Kimchi originated in Korea over 4,000 years ago and is its famous spicy dish that can be found in almost every grocery store. There are variations, but all start with a classic base. Often it is made with fresh Napa cabbage and vegetables, gochugaru (Korean chili powder), spring onions, garlic, fish sauce, and ginger. While undergoing the fermentation period, naturally occurring bacteria and yeast cultures break down the ingredients. As a result, healthy bacteria grow and produce lactic acid, which increases in abundance. This gives kimchi its signature flavor and makes it a great probiotic.
Taste and Look
Spicy and sour, kimchi also has a noticeable umami flavor. The level of spiciness as well as the sweetness and saltiness depend on the amount of spices used. Gochugaru is a strong Korean chili powder that adds a great kick of heat to any dish, but is essential in kimchi. It brightens kimchi with a vibrant red, making it a colorful garnish.
How to Eat
As a garnish or side, kimchi adds exciting flavor to a variety of dishes but is also terrific completely on its own. Kimchi can be eaten with breakfast, lunch or dinner. In addition to applications in traditional recipes, kimchi can transform into fritters or pancakes or used as a garnish to a side of fried eggs. Kimchi can be added to bibimbap, Korea’s classic food bowl, or mixed into stews and sauces.
Low in calories, kimchi is also loaded with probiotics. This good bacteria is essential for a healthy gut, which benefits the immune system. Probiotics like those found in kimchi, help restore the overall balance in the gut.
The name sauerkraut is German, but the Chinese were the first to ferment cabbages in rice wine more than 2000 years ago. Like kimchi, sauerkraut can also be found in nearly every grocery store and with numerous varieties. Sauerkraut consists of fermented shredded cabbage with salt. The color depends on the type of cabbage, but many varieties of cabbage are used to make sauerkraut. The thinly cut cabbages also undergo a fermentation process where naturally occurring bacteria and yeast break down carbs in the cabbage. As a result, sauerkraut is rich packed with probiotics and is also rich in dietary fiber because of the cabbage.
Taste and Look
The name for sauerkraut means sour cabbage in German, which describes the taste perfectly. There are also notes of saltiness and spiciness. Variations of sauerkraut are also made by companies like Hawthorne Valley that include turmeric and jalapeno. Therefore, the color of sauerkraut will depend on the type of cabbage and preparation. Because sauerkraut is primarily made of cabbage and salt, it tastes very different from Kimchi.
How to Eat
Sauerkraut adds a great tang and texture to dishes. It is often eaten with meat-based foods like sausage but is also added to a variety of sandwiches like a classic reuben and veggie sandwiches. Topping fish tacos, potatoes and salads with sauerkraut adds a fresh taste. Like kimchi, it can also be enjoyed by itself.

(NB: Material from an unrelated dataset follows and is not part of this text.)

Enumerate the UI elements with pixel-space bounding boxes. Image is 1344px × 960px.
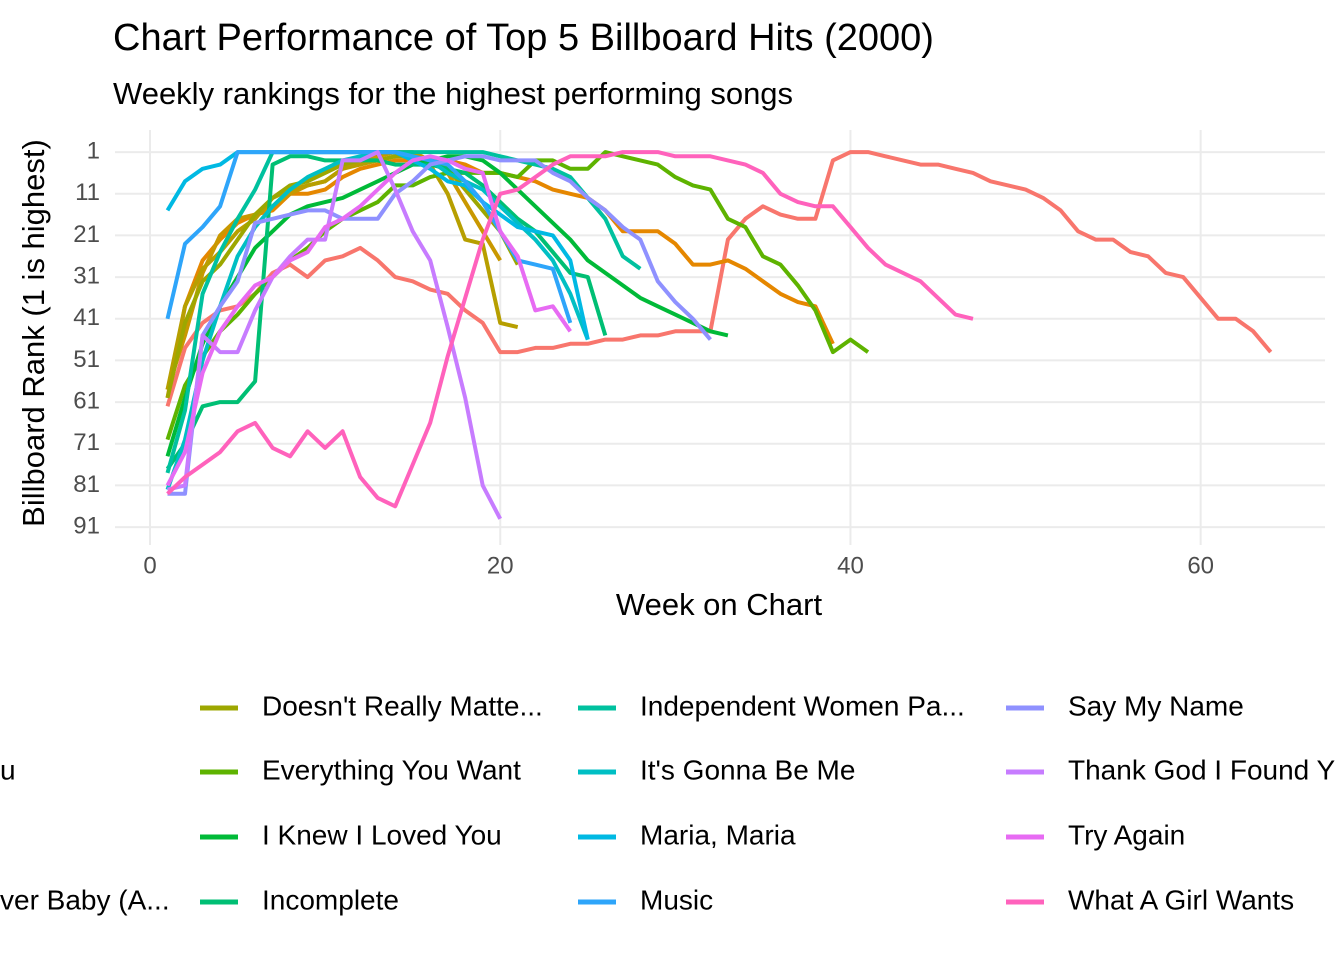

Probiotic foods are great for digestion. Containing billions of live probiotics, sauerkraut helps restore gut flora and consuming it regularly increases the population of beneficial bacteria in the digestive system. This good bacteria helps fight against harmful bacteria and toxins. Sauerkraut is also low in calories like kimchi and high in fiber, which supports weight loss.